Station de Radar des Forces
Canadiennes de Falconbridge
Sudbury, Ontario
Le 11 novembre 1975

Venons-en maintenant, parmi les observations d'OVNI enregistrées par des opérateurs de radar, à l'une des plus longues et des plus discutées. Elle eut lieu dans la région de Sudbury, dans le nord de l'Ontario, et la soudaine apparition d'objets non identifiés, ce jour du 11 novembre 1975, incita les hauts fontionnaires du NORAD à envoyer à leur rencontre des chasseurs militaires d'interception en mission d'investigation. En dépit des démentis ultérieurs, une telle initiative laissait clairement transparaître l'intérêt que le Gouvernement portait à l'étude du phénomène. Les observations de Sudbury coïncidèrent avec un déferlement sans précédent d'activités d'OVNI, durant toute une semaine, au-dessus d'installations militaires clés, autant au Canada qu'aux États-Unis.1


La station radar des Forces canadiennes de Falconbridge, au nord de Sudbury,
Ontario, fait partie des avant-postes de défense de la ligne Pinetree du NORAD.
Photo des Forces canadiennes.

Les premières personnes à remarquer les objets furent deux agents de la police régionale de Sudbury, Bob Whiteside et Alex Keable. Il était environ cinq heures du matin, et ils effectuaient une ronde dans les rues des quartiers ouest de Sudbury lorsque leur attention fut attirée par quatre objets brillants, tout là-haut dans le ciel.2 En raison de l'éclat qu'ils irradiaient, il n'était pas possible de discerner leur forme, mais les agents de police admirent d'un commun accord que ces étranges vaisseaux de l'air, évoluant sans aucun bruit perceptible, n'étaient certainement pas des appareils ordinaires. L'un des objets, plus brillant que les autres, semblait se mouvoir en rebondissant, telle une balle de ping-pong, en direction du sud-ouest; un deuxième objet, qui se trouvait au nord-est, demeurait stationnaire. Quand aux deux autres, ils semblaient dériver sans but précis.

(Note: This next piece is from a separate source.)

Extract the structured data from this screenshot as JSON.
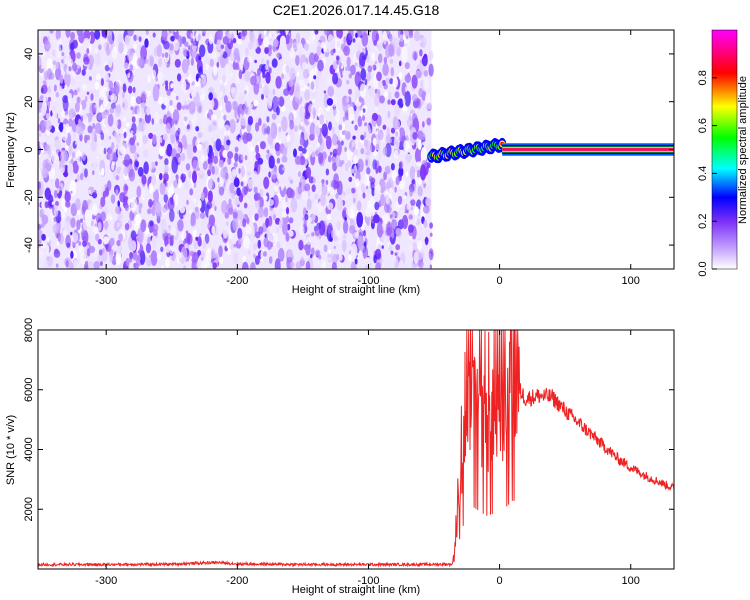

Entre-temps, dans l'ouest de la ville, deux autres personnes avaient aussi remarqué ce qui devait être les quatre objets en question: c'étaient deux autres agents de police, l'un masculin, Gary Chrapynski, et l'autre féminin, J.B. Deighton. Ils virent les appareils émettre des rayons lumineux qui semblaient éclairer les nuages au-dessus d'eux. Se servant de leurs jumelles, ils purent déterminer la forme de l'un des objets qui leur parut long et cylindrique, assez semblable à un dirigeable. D'autres agents de police, stationnés à différents endroits dans un rayon de 30 milles aux alentours de Sudbury, rapportèrent qu'ils avaient également observé divers types d'appareils, de forme circulaire, animés de pulsations et manoeuvrant en silence dans le ciel qui se teintait des couleurs de l'aube.

A 6h15 du matin, quatre agents de la station de radar des Forces canadiennes de Falconbridge (à dix milles au nord de Sudbury) signalèrent de même la présence de trois cibles non identifiées sur leurs écrans de recherche et d'indication d'altitude.3 La première paraissait être une sorte de lumière très brillante et immobile, à une hauteur de 30 000 pieds au-dessus de la station, qui resta visible pendant 30 secondes. La deuxième, de forme sphérique, semblait tournoyer sur elle-même, tout en exécutant alternativement un mouvement ascendant, puis descendait à une distance de 30 milles au sud de la station. Cet objet demeura apparemment visible pendant plus de deux heures, alors qu'il évoluait à une altitude variante entre 40 et 70 000 pieds. Voici la description du troisième objet-cible:

"Il était de forme circulaire, brillamment éclairé, avec deux taches noires au centre; se dirigeant verticalement à toute vitesse, il atteignit ainsi, à partir de 42 000 pieds, la hauteur de 72 000 pieds. Il n'était animé d'aucun mouvement circulaire, et on put le voir pendant 14 minutes. Le major O. a pris des photos, mais on n'est pas sûr du résultat."4

Le même jour, un mardi, on put lire dans le Sudbury Star un compte rendu qui confirmait que des photos des mystérieux objets avaient bien été prises.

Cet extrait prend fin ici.